Pandemix are new to me, and they’re difficult to sum up in just a few words. That’s a complement. It’s punk by genre, but a few subgenre adjectives aren’t going to capture the band. In Condemnation isn’t exactly complex (we’re talking punk rock here), but it’s diverse in subtle ways that keep the energy level high and fresh as it shreds through 10 tracks in 28 minutes.

There’s a 1980s bluntness, along with vocalist Shannon Thompson’s general style that’s a speak-sing-shout with vitriol, spite and, yes, condemnation. But the music is far from the predictable verse-chorus-verse singalong where you know the words on first listen. The lyrics tell a story instead of a catchphrase and the music builds up and shifts gears accordingly. The guitars here are as much The Jesus Lizard as they are Black Flag.

Those unpredictable turns give extra power throughout. “No Monuments” sets the tone early. After a brief intro, a heavy beat segues into fierce aggression with a few breathers interspersed before a hellacious breakdown kicks it into overdrive to finish. That energy transfers in “Can’t Assimilate,” one of many standouts on the record, which is a little more chord-heavy but with some quick change-of-direction moments that keep it from feeling repetitive.
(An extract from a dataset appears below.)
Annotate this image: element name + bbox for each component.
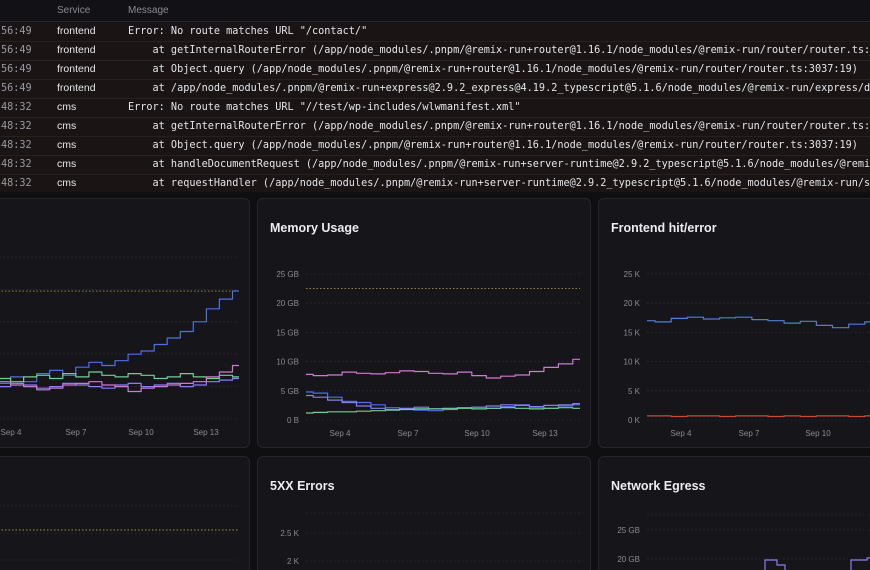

I guess a recurring theme would be that when the storytelling element needs a break the band goes into full circle-pit mode. The tonal breaks in “Synthetix” recall Subhumans UK or Crass and the rapid-fire delivery of “Downward Trend” is frantic-on-the-verge-of-manic. The drums really keep it all together, seamlessly shifting gears when needed. It all culminates at the close with “Column of Light,” spitting a breathy and urgent declaration that, “May every breath/ I ever draw/ be used in condemnation.”

You’ll notice I’m namedropping a lot of classics here. The sound is rooted there, but the modern production captures its raw energy and sounds both live, yet professional. The backing vocals in “Oblivion Lullabies” have shades of turn-of-the-millennia hardcore. While I keep talking ‘80s bands, much of the early hardcore groups for me grow stagnant after a while because of the redundancy. There is so much variety within In Condemnation, yet it’s cohesive and subtle without losing its tone or its own voice. I’m already excited to hear more from the band.